Workforce housing leads General Plan update review
Affordable housing dominated the Truckee Town Council’s first review of the housing and land use elements of the General Plan on Tuesday.
Two General Plan affordable housing requirements, inclusionary zoning and jobs/housing linkage, will ensure that each new development includes a percentage of affordable units and also supplies housing for the workers it attracts. While no numbers were decided on at the meeting, 15 percent and 50 percent were mentioned, meaning 15 percent of new homes would be required to be affordable and housing for 50 percent of workers attracted to the new development would be required.
Two other measures that the council supported were land banking for affordable housing and creating a regional affordable housing organization. While the region already has a such an organization in Workforce Housing Association of Truckee Tahoe, WHATT is a nonprofit organization. A more strongly funded, ramped-up housing organization was outlined by the council, and indications at the meeting suggested that WHATT may grow to fill that need.
The council left the fate of the Alder Drive site up in the air, recommending its suitability for affordable housing be explored at a public meeting. That meeting will likely include a site visit, as the planning department noted that information on features of the site have been lacking.

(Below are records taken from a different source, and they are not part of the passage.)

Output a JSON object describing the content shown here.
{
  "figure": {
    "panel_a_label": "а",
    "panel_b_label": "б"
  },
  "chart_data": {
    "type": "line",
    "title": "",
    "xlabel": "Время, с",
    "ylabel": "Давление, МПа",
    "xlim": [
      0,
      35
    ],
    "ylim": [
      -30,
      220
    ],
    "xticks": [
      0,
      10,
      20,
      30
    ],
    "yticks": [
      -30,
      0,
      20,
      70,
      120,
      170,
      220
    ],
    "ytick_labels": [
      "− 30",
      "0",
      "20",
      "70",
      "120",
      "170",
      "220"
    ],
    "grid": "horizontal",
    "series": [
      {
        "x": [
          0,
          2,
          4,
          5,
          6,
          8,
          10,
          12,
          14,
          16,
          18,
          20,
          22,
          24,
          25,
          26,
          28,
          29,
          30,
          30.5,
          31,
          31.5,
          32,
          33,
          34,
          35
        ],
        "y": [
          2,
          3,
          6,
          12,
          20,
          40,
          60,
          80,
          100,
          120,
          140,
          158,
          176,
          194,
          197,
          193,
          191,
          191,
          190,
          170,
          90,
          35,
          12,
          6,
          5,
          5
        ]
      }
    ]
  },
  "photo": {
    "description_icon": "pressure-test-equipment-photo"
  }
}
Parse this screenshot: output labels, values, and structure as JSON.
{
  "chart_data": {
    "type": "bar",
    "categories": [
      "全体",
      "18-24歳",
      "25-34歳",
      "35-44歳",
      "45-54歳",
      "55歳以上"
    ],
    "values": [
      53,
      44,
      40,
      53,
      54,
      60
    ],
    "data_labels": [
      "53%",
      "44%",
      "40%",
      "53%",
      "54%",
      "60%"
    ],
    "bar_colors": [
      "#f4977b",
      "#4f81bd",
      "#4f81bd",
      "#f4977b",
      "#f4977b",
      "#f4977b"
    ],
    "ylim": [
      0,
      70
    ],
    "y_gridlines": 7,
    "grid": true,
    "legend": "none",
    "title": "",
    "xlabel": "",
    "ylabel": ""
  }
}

The Alder Drive recommendation came after strong urging from WHATT to jump-start the solution to the affordable housing problem by zoning the parcel high-density residential.
“We think that this is an ideal site to start the [land banking],” said WHATT president Breeze Cross. “To assume that just zoning the land will solve the problem is not appropriate.”
The emphasis on the Alder Drive site is indicative of WHATT’s broader message that governmental agencies must take a more active role in attacking the affordable housing problem. Setting aside land specifically for affordable housing (land banking) is one of the active approaches that WHATT supports.
Maximum development numbers for individual sites such as the Ponderosa Golf Course, Planned Community 1 were also discussed for traffic study purposes. The council set the Ponderosa Golf Course maximum development number at 150 units, with Planned Community 1, south of Interstate 80 bordering Donner Memorial State Park land, at a maximum 300 units.
The council emphasized that these numbers were only the ceiling for development and did not represent a projection of what should actually be built on the land.
The vision statement for the updated General Plan was revised, and the council decided to add language that said the town would balance community needs with the individual rights of citizens.
Circulation and community character are the next parts of the General Plan to be discussed. The meeting dates have yet to be determined.